Gladys se levantó y le tendió la mano.
—Perdóname, querida, es que mi amigo me espera. Adiós. Me alegro de volver a verte. Pero me voy mañana, dejo París…
—Tu hija ya debe de ser mayor… —dijo Lily, asaltada por un súbito recuerdo—. ¿Se ha casado?
—¡No, no! —respondió Gladys a toda prisa, porque se acercaba su amante—. ¿No… no lo sabías? Murió…

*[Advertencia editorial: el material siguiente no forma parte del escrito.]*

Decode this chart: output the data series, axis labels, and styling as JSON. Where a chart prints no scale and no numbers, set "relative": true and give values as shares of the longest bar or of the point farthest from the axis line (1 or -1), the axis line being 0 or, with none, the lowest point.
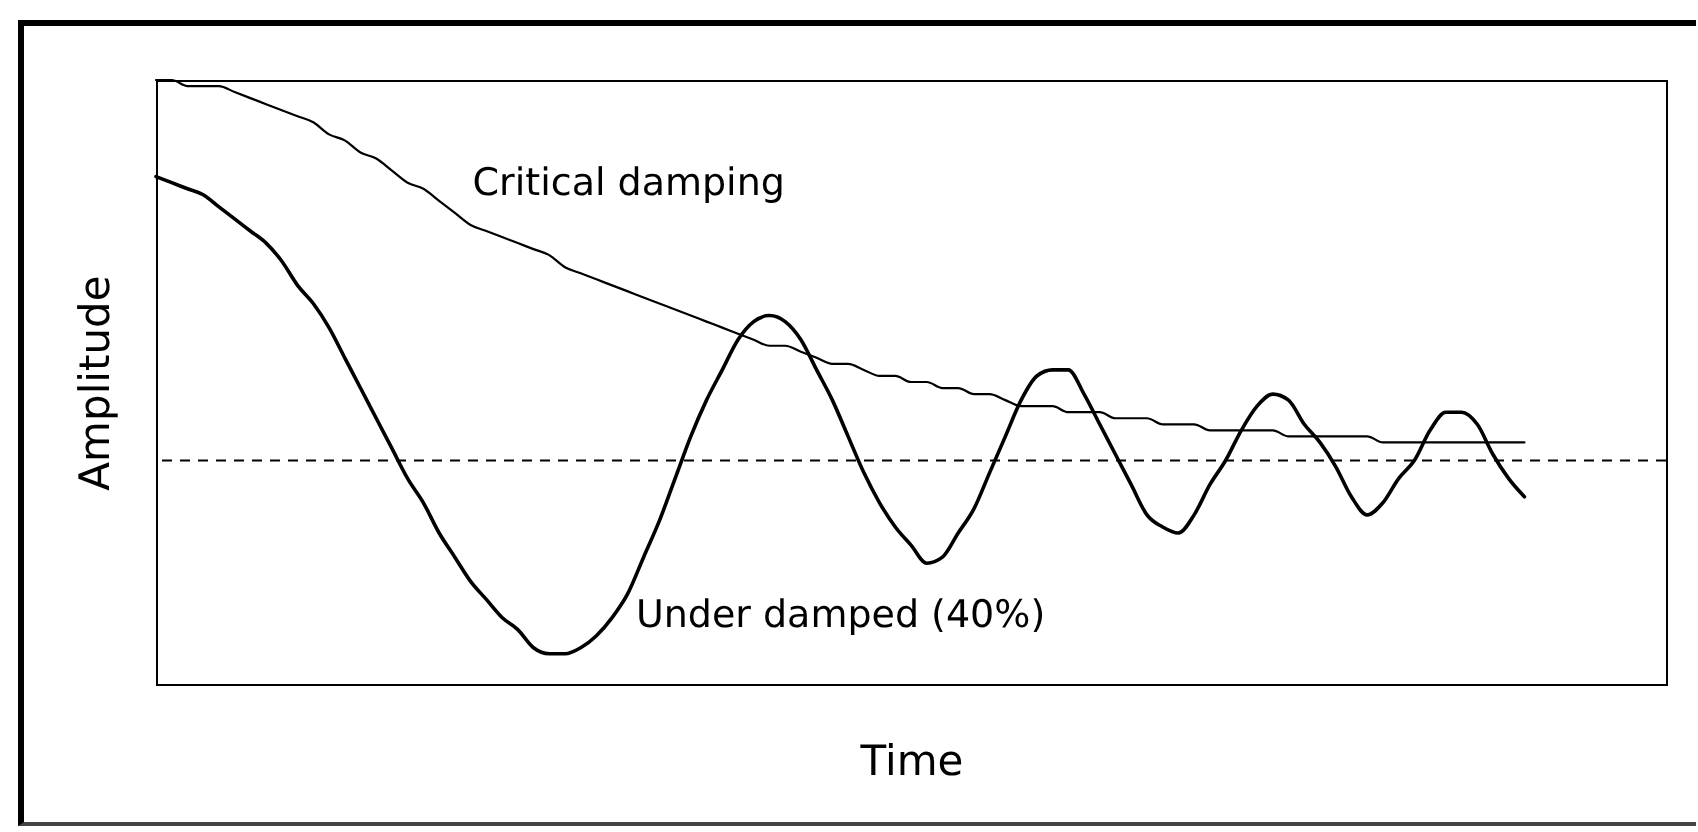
{
  "chart_data": {
    "type": "line",
    "xlabel": "Time",
    "ylabel": "Amplitude",
    "relative": true,
    "categories": [
      null,
      null,
      null,
      null,
      null,
      null,
      null,
      null,
      null,
      null,
      null,
      null,
      null,
      null,
      null,
      null,
      null,
      null,
      null,
      null,
      null,
      null,
      null,
      null,
      null,
      null,
      null,
      null,
      null,
      null,
      null,
      null,
      null,
      null,
      null,
      null,
      null,
      null,
      null,
      null,
      null,
      null,
      null,
      null,
      null,
      null,
      null,
      null,
      null,
      null,
      null,
      null,
      null,
      null,
      null,
      null,
      null,
      null,
      null,
      null,
      null,
      null,
      null,
      null,
      null,
      null,
      null,
      null,
      null,
      null,
      null,
      null,
      null,
      null,
      null,
      null,
      null,
      null,
      null,
      null,
      null,
      null,
      null,
      null,
      null,
      null,
      null,
      null,
      null,
      null,
      null,
      null,
      null,
      null,
      null,
      null,
      null
    ],
    "series": [
      {
        "name": "Critical damping",
        "color": "#000000",
        "values": [
          1,
          1,
          0.99,
          0.99,
          0.99,
          0.98,
          0.97,
          0.96,
          0.95,
          0.94,
          0.93,
          0.91,
          0.9,
          0.88,
          0.87,
          0.85,
          0.83,
          0.82,
          0.8,
          0.78,
          0.76,
          0.75,
          0.74,
          0.73,
          0.72,
          0.71,
          0.69,
          0.68,
          0.67,
          0.66,
          0.65,
          0.64,
          0.63,
          0.62,
          0.61,
          0.6,
          0.59,
          0.58,
          0.57,
          0.56,
          0.56,
          0.55,
          0.54,
          0.53,
          0.53,
          0.52,
          0.51,
          0.51,
          0.5,
          0.5,
          0.49,
          0.49,
          0.48,
          0.48,
          0.47,
          0.46,
          0.46,
          0.46,
          0.45,
          0.45,
          0.45,
          0.44,
          0.44,
          0.44,
          0.43,
          0.43,
          0.43,
          0.42,
          0.42,
          0.42,
          0.42,
          0.42,
          0.41,
          0.41,
          0.41,
          0.41,
          0.41,
          0.41,
          0.4,
          0.4,
          0.4,
          0.4,
          0.4,
          0.4,
          0.4,
          0.4,
          0.4,
          0.4,
          null,
          null,
          null,
          null,
          null,
          null,
          null,
          null,
          null
        ]
      },
      {
        "name": "Under damped (40%)",
        "color": "#000000",
        "values": [
          0.84,
          0.83,
          0.82,
          0.81,
          0.79,
          0.77,
          0.75,
          0.73,
          0.7,
          0.66,
          0.63,
          0.59,
          0.54,
          0.49,
          0.44,
          0.39,
          0.34,
          0.3,
          0.25,
          0.21,
          0.17,
          0.14,
          0.11,
          0.09,
          0.06,
          0.05,
          0.05,
          0.06,
          0.08,
          0.11,
          0.15,
          0.21,
          0.27,
          0.34,
          0.41,
          0.47,
          0.52,
          0.57,
          0.6,
          0.61,
          0.6,
          0.57,
          0.52,
          0.47,
          0.41,
          0.35,
          0.3,
          0.26,
          0.23,
          0.2,
          0.21,
          0.25,
          0.29,
          0.35,
          0.41,
          0.47,
          0.51,
          0.52,
          0.52,
          0.48,
          0.43,
          0.38,
          0.33,
          0.28,
          0.26,
          0.25,
          0.28,
          0.33,
          0.37,
          0.42,
          0.46,
          0.48,
          0.47,
          0.43,
          0.4,
          0.36,
          0.31,
          0.28,
          0.3,
          0.34,
          0.37,
          0.42,
          0.45,
          0.45,
          0.43,
          0.38,
          0.34,
          0.31,
          null,
          null,
          null,
          null,
          null,
          null,
          null,
          null,
          null
        ]
      }
    ],
    "ref_lines": [
      {
        "axis": "y",
        "value": 0.37,
        "color": "#000000",
        "line_style": "dashed"
      }
    ]
  }
}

—Oh, qué horror… ¿Cómo es posible? —murmuró la anciana, compadecida, y le dio un beso en la mejilla, dejándole una marca de carmín que Gladys, estremecida, se limpió disimuladamente—. Pobrecita, pobrecita… Con lo que tú la querías…
Gladys se reunió con su amante, que esperaba a unos pasos de ellas. Había oído las últimas palabras de Lily.
—¿Tenías una hija? —le preguntó, avanzando tras ella sobre las serpentinas y los confetis pisoteados, que se les pegaban a los pies—. No me lo habías dicho. ¿Murió de pequeña?
—Sí —respondió Gladys con voz ahogada—. De muy pequeña.
Llovía. La acera, que bajaba en pendiente hacia la plaza Blanche, rielaba a la luz del amanecer.